AJ. Cette mesure s’inspire des visites effectuées dans les prisons de haute sécurité américaines. Depuis une dizaine d’années, l’architecture des prisons marocaines a été repensée, avec plus de moyens, des portes blindées, des technologies de surveillance, des mesures de traitement des données, des mesures de séparation etc. Il existe désormais quelques prisons de haute sécurité. Il s’agit d’un moyen pour l’administration pénitentiaire de garder la main sur les prisons. Parmi ces mesures de sécurité, l’administration a choisi de placer les personnes définitivement condamnées selon différents niveaux de dangerosité. Celles condamnées pour terrorisme sont, par exemple, isolées et n’ont pas les mêmes droits que les autres personnes détenues au quotidien. Cette classification a de graves conséquences, notamment en termes de diminution des contacts avec l’extérieur, en particulier avec les familles.
CB. C’est l’infraction et non la peine qui détermine la classification d’une personne.
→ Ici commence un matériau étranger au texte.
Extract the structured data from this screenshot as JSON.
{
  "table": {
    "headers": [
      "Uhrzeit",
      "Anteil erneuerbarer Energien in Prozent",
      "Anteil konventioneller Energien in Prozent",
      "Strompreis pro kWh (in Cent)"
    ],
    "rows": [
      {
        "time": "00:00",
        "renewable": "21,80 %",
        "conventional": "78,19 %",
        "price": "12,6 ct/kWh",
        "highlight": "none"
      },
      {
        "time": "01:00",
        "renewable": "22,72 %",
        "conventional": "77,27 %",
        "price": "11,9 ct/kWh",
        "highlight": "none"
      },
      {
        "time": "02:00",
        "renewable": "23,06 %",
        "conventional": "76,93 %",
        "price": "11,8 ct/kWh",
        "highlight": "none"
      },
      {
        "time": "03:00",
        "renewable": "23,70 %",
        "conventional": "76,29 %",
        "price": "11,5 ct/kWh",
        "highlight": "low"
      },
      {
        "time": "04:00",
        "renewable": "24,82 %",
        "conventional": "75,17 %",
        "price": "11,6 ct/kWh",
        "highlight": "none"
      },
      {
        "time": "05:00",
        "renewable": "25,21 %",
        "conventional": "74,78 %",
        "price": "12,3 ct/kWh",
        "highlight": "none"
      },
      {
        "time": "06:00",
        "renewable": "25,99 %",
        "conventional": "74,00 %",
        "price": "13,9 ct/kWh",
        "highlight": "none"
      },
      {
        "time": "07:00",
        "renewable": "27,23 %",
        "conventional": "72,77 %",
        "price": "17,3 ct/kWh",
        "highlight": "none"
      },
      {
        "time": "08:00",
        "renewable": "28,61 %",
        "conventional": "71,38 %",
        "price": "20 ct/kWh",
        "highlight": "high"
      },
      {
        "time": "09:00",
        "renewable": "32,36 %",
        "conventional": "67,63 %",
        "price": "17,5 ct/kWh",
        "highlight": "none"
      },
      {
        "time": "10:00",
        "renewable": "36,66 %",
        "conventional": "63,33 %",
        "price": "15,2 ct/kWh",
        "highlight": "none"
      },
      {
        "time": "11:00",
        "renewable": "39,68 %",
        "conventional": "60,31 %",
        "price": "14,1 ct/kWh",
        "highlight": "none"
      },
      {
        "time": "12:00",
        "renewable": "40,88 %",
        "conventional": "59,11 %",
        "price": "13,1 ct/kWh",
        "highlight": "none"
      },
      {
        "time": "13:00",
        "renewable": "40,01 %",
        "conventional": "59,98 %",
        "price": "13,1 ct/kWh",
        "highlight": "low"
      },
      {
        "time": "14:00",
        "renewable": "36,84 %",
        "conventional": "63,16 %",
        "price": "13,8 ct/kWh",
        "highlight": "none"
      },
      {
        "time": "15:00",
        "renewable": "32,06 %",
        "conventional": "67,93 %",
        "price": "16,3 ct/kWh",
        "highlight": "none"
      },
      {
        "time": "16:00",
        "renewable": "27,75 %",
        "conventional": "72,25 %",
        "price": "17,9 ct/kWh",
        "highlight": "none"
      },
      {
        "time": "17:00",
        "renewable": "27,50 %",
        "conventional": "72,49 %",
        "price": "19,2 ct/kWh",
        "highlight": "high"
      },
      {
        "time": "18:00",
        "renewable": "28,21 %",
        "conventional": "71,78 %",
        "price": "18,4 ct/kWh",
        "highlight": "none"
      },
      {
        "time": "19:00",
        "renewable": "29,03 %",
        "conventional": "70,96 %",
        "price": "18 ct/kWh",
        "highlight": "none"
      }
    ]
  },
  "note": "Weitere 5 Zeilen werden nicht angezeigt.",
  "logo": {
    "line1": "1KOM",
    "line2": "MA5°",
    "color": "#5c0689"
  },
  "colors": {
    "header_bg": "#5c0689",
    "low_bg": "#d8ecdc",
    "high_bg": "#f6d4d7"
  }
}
Ce n’est pas la peine de mort qui va faire qu’une personne est classifiée comme dangereuse.
Ce qui est particulièrement préoccupant pour les personnes condamnées à mort qui sont classifiées comme dangereuses, c’est l’absence de fin prévue à leur peine et ainsi l’absence d’espoir et d’avenir qui se voit renforcée par leur isolement du monde extérieur. Ce sont probablement aussi les raisons qui ont entraîné récemment un certain nombre de suicides de personnes condamnées pour des actes jugés particulièrement sérieux.
L’absence de visibilité sur les critères est inquiétante, à la fois pour la société civile, les personnes détenues et leurs familles. Le système de classification a été précisé dans plusieurs notes internes auxquelles la société civile n’a pas pu avoir accès. On ne sait donc pas si une personne détenue peut, par exemple, passer d’une catégorie à l’autre en fonction de son comportement.
JBF. Il n’existe pas réellement de couloir de la mort au Maroc. À priori, les personnes condamnées à mort sont détenues avec les autres prisonniers, elles ne sont pas isolées dans un quartier spécifique. Mais du fait de ce classement en fonction de la dangerosité, on arrive finalement presque à un couloir de la mort. Du fait de leur spécificité de personnes condamnées à mort dans un pays en moratoire, elles sont confrontées à une attente interminable, aggravée par l’isolement, que certains mécanismes des Nations unies ont considéré comme une forme de torture. C’est vraiment une situation très difficile à vivre pour ces personnes et pour leur famille.
CB. Il faut également interroger la responsabilité des acteurs internationaux au-delà des seules autorités marocaines dans la mise en place de ces mécanismes sécuritaires qui contribuent à la souffrance, à l’isolement et aux suicides des personnes détenues. Il y a beaucoup de flou autour de ces modèles de prison qui sont mis en œuvre sans cette réflexion.
JBF. Il y a effectivement une réelle nécessité d’assurer un suivi et une observation de l’impact que peuvent avoir ces accords de coopération judiciaire et de coopération pénale entre différents pays.